MONTPELIER, Vermont — Gov. Peter Shumlin promised Friday to address the concerns of a neighbor whose property he purchased well below market value after the man's family complained he was mentally unfit to represent himself in the transaction.
The property next to Shumlin's in East Montpelier was facing a tax sale last fall when Shumlin agreed to buy it for $58,000 — paying off the $18,000 in taxes owed on it as well as the man's back child support.
But the family of Jeremy Dodge says he got a raw deal. The 16-acre property had been assessed at $233,700 — a figure later lowered to $140,000 when Shumlin asked for it to be reassessed.

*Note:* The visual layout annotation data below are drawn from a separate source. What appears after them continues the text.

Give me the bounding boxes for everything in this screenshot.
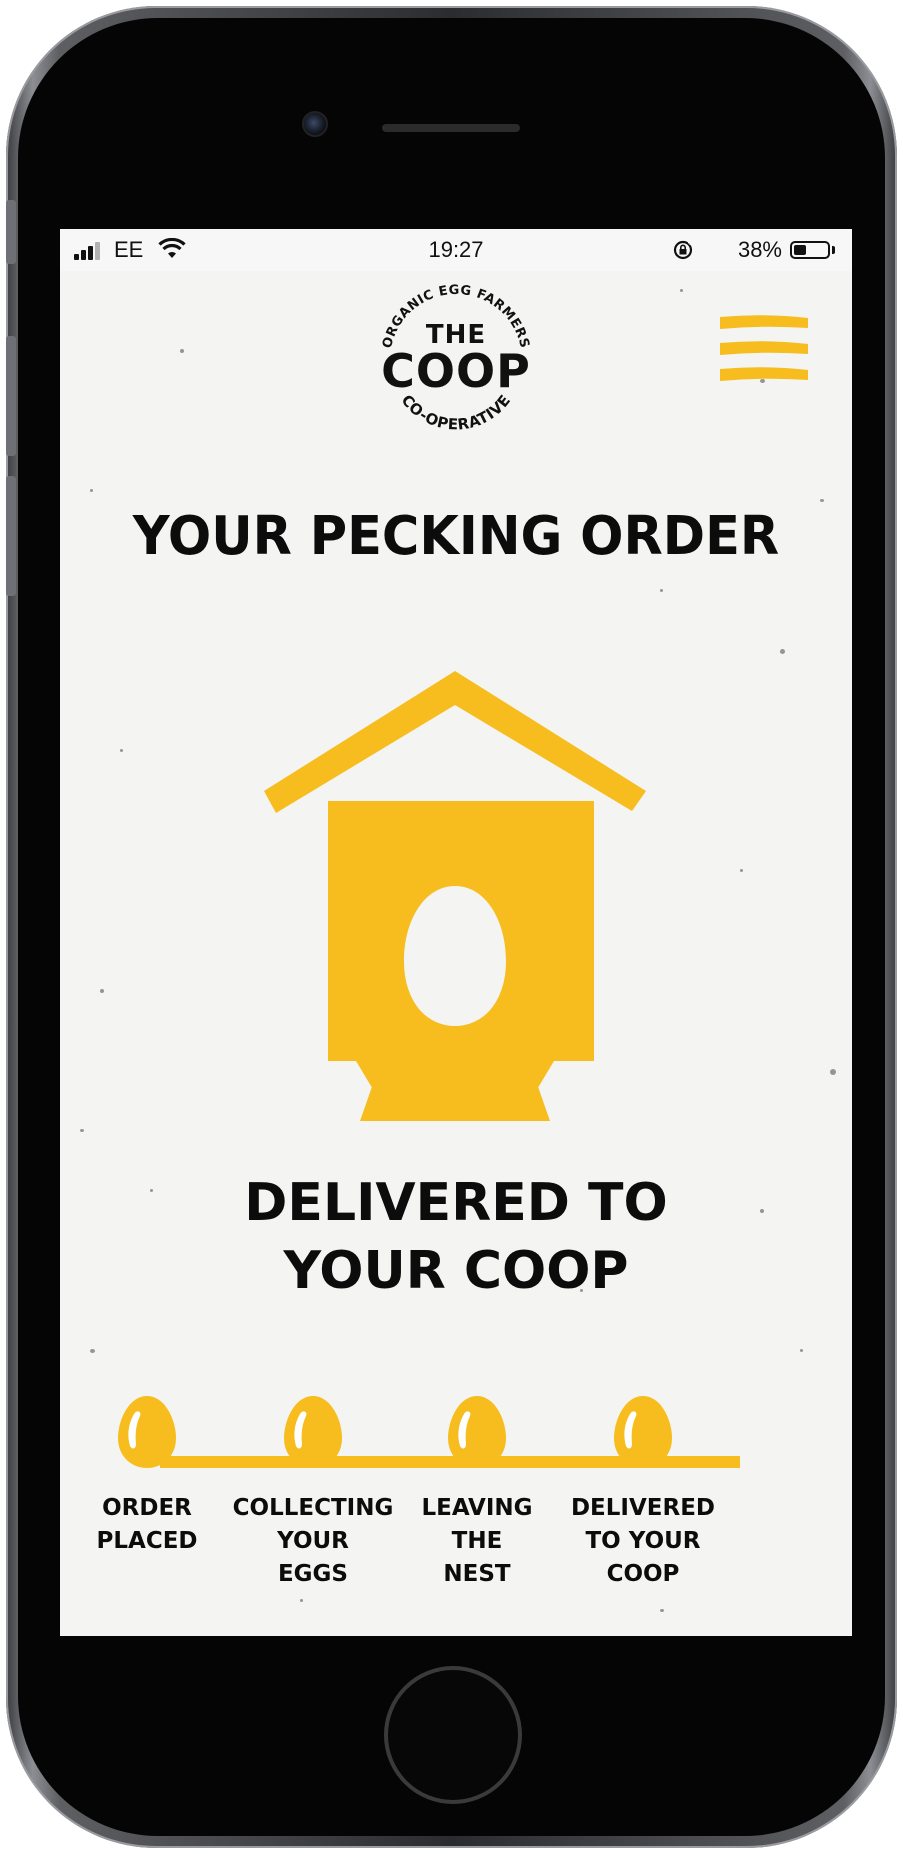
logo-coop: COOP xyxy=(381,344,531,398)
egg-hatch-house-icon xyxy=(264,671,646,1121)
delivery-status-heading: DELIVERED TO YOUR COOP xyxy=(60,1169,852,1305)
delivery-status-line2: YOUR COOP xyxy=(283,1241,629,1301)
egg-step-icon xyxy=(446,1394,508,1470)
egg-step-icon xyxy=(282,1394,344,1470)
progress-step-label: ORDER PLACED xyxy=(96,1495,198,1554)
rotation-lock-icon xyxy=(673,240,693,260)
progress-step-label: DELIVERED TO YOUR COOP xyxy=(570,1495,716,1587)
order-progress-tracker: ORDER PLACED COLLECTING YOUR EGGS LEAVING … xyxy=(60,1394,852,1636)
progress-step: DELIVERED TO YOUR COOP xyxy=(553,1394,733,1591)
front-camera xyxy=(302,111,328,137)
coop-logo[interactable]: ORGANIC EGG FARMERS CO-OPERATIVE THE COO… xyxy=(368,282,544,452)
progress-step-label: LEAVING THE NEST xyxy=(421,1495,533,1587)
battery-percentage: 38% xyxy=(737,237,782,262)
earpiece-speaker xyxy=(382,124,520,132)
progress-step-label: COLLECTING YOUR EGGS xyxy=(232,1495,394,1587)
page-title: YOUR PECKING ORDER xyxy=(132,505,780,568)
volume-up-button xyxy=(6,336,16,456)
progress-step: ORDER PLACED xyxy=(60,1394,237,1558)
hamburger-menu-icon[interactable] xyxy=(718,313,810,387)
app-screen: EE 19:27 38% ORGANIC EGG FARMERS CO-OPER… xyxy=(60,229,852,1636)
mute-switch xyxy=(6,200,16,264)
egg-step-icon xyxy=(116,1394,178,1470)
egg-step-icon xyxy=(612,1394,674,1470)
clock: 19:27 xyxy=(428,237,484,262)
progress-step: COLLECTING YOUR EGGS xyxy=(223,1394,403,1591)
battery-tip xyxy=(832,246,835,254)
battery-icon xyxy=(790,241,830,259)
delivery-status-line1: DELIVERED TO xyxy=(244,1173,668,1233)
status-bar: EE 19:27 38% xyxy=(60,229,852,271)
progress-step: LEAVING THE NEST xyxy=(387,1394,567,1591)
volume-down-button xyxy=(6,476,16,596)
home-button[interactable] xyxy=(384,1666,522,1804)
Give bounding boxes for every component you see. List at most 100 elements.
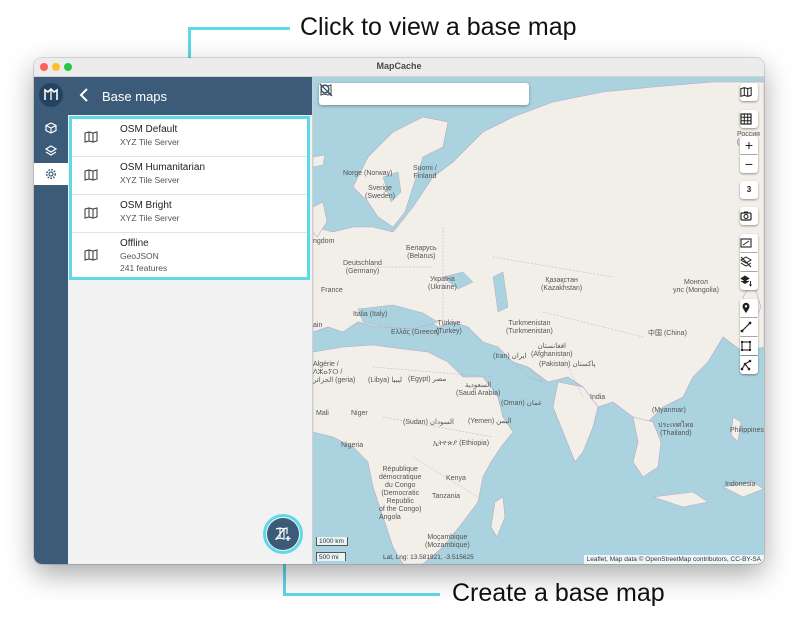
base-map-name: OSM Default bbox=[120, 124, 178, 135]
map-label-niger: Niger bbox=[351, 410, 368, 417]
map-label-drc: République démocratique du Congo (Democr… bbox=[379, 466, 422, 513]
draw-line-button[interactable] bbox=[740, 318, 758, 336]
title-bar: MapCache bbox=[34, 58, 764, 77]
map-label-indonesia: Indonesia bbox=[725, 481, 756, 488]
map-label-turkey: Türkiye (Turkey) bbox=[436, 320, 462, 335]
map-attribution: Leaflet, Map data © OpenStreetMap contri… bbox=[583, 555, 764, 564]
map-icon bbox=[84, 131, 98, 143]
map-label-ethiopia: ኢትዮጵያ (Ethiopia) bbox=[433, 440, 490, 447]
map-label-afghanistan: افغانستان (Afghanistan) bbox=[531, 343, 573, 358]
map-label-kingdom: ngdom bbox=[313, 238, 335, 245]
map-label-greece: Ελλάς (Greece) bbox=[391, 329, 440, 336]
base-map-item-offline[interactable]: Offline GeoJSON 241 features bbox=[72, 233, 307, 277]
map-icon bbox=[84, 169, 98, 181]
rail-projects-button[interactable] bbox=[34, 117, 68, 139]
polygon-icon bbox=[740, 359, 752, 371]
callout-line-bottom-horizontal bbox=[283, 593, 440, 596]
map-label-algeria: Algérie / ⴷⵣⴰⵢⵔ / الجزائر (geria) bbox=[313, 361, 356, 384]
map-label-germany: Deutschland (Germany) bbox=[343, 260, 382, 275]
map-label-italy: Italia (Italy) bbox=[353, 311, 388, 318]
map-label-thailand: ประเทศไทย (Thailand) bbox=[658, 422, 694, 437]
layer-order-button[interactable] bbox=[740, 272, 758, 290]
search-icon[interactable] bbox=[319, 83, 333, 97]
cursor-coordinates: Lat, Lng: 13.581921, -3.515625 bbox=[383, 554, 474, 561]
map-label-belarus: Беларусь (Belarus) bbox=[406, 245, 437, 260]
map-search-bar[interactable] bbox=[319, 83, 529, 105]
map-view[interactable]: Norge (Norway) Sverige (Sweden) Suomi / … bbox=[313, 77, 764, 564]
map-label-mozambique: Moçambique (Mozambique) bbox=[425, 534, 470, 549]
layers-off-icon bbox=[740, 256, 752, 268]
map-icon bbox=[84, 249, 98, 261]
create-base-map-button[interactable] bbox=[267, 518, 299, 550]
map-label-norway: Norge (Norway) bbox=[343, 170, 393, 177]
base-map-type: XYZ Tile Server bbox=[120, 137, 180, 147]
map-label-angola: Angola bbox=[379, 514, 401, 521]
grid-icon bbox=[740, 113, 752, 125]
base-map-list: OSM Default XYZ Tile Server OSM Humanita… bbox=[69, 116, 310, 280]
map-icon bbox=[84, 207, 98, 219]
layers-sort-icon bbox=[740, 275, 752, 287]
map-label-spain: ain bbox=[313, 322, 323, 329]
map-label-nigeria: Nigeria bbox=[341, 442, 364, 449]
panel-title: Base maps bbox=[102, 89, 168, 104]
callout-view-base-map: Click to view a base map bbox=[300, 13, 577, 41]
cube-icon bbox=[45, 122, 57, 134]
map-label-myanmar: (Myanmar) bbox=[652, 407, 686, 414]
callout-create-base-map: Create a base map bbox=[452, 579, 665, 607]
map-label-saudi: السعودية (Saudi Arabia) bbox=[456, 382, 501, 397]
draw-rectangle-button[interactable] bbox=[740, 337, 758, 355]
map-label-pakistan: (Pakistan) پاکستان bbox=[539, 361, 596, 368]
app-window: MapCache Base maps OSM Default XYZ Tile … bbox=[34, 58, 764, 564]
map-label-turkmenistan: Turkmenistan (Turkmenistan) bbox=[506, 320, 553, 335]
map-label-tanzania: Tanzania bbox=[432, 493, 461, 500]
camera-icon bbox=[740, 211, 752, 221]
base-map-toggle-button[interactable] bbox=[740, 83, 758, 101]
base-maps-panel: Base maps OSM Default XYZ Tile Server OS… bbox=[68, 77, 313, 564]
zoom-level-indicator: 3 bbox=[740, 181, 758, 199]
window-title: MapCache bbox=[376, 61, 422, 71]
base-map-type: XYZ Tile Server bbox=[120, 213, 180, 223]
rail-settings-button[interactable] bbox=[34, 163, 68, 185]
base-map-type: XYZ Tile Server bbox=[120, 175, 180, 185]
base-map-type: GeoJSON bbox=[120, 251, 159, 261]
layers-icon bbox=[44, 145, 58, 156]
line-icon bbox=[740, 321, 752, 333]
map-label-china: 中国 (China) bbox=[648, 330, 687, 337]
screenshot-button[interactable] bbox=[740, 207, 758, 225]
map-label-yemen: (Yemen) اليمن bbox=[468, 418, 512, 425]
draw-point-button[interactable] bbox=[740, 299, 758, 317]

Dodge told the Barre-Montpelier Times Argus earlier this week that he regretted making the deal.
"I got ripped off, plain and simple," said Dodge, who was not represented by an attorney or real estate agent in the sale. "I wish it had turned out differently. I wish that I had let it go to tax auction."
Shumlin said Friday he met with Dodge and delivered a letter promising to work out a deal to their mutual agreement. He declined to discuss details in interviews with reporters but indicated he wasn't interested in nullifying the deal.
"I'm willing to work with him to ensure that he ends up in a place that he feels better," Shumlin told Vermont Public Radio.
Shumlin defended the deal, saying Dodge approached him and said he had no family to turn to for help. The home was in bad condition, Shumlin said, which prompted him to ask for a reassessment.
Dodge's family and Shumlin's political rivals have criticized the deal, saying he should have helped Dodge explore other options, including a program that would have allowed him a tax break based on his income.
Shumlin said criticism of the sale is misplaced — he said he was trying to help a neighbor out of a jam.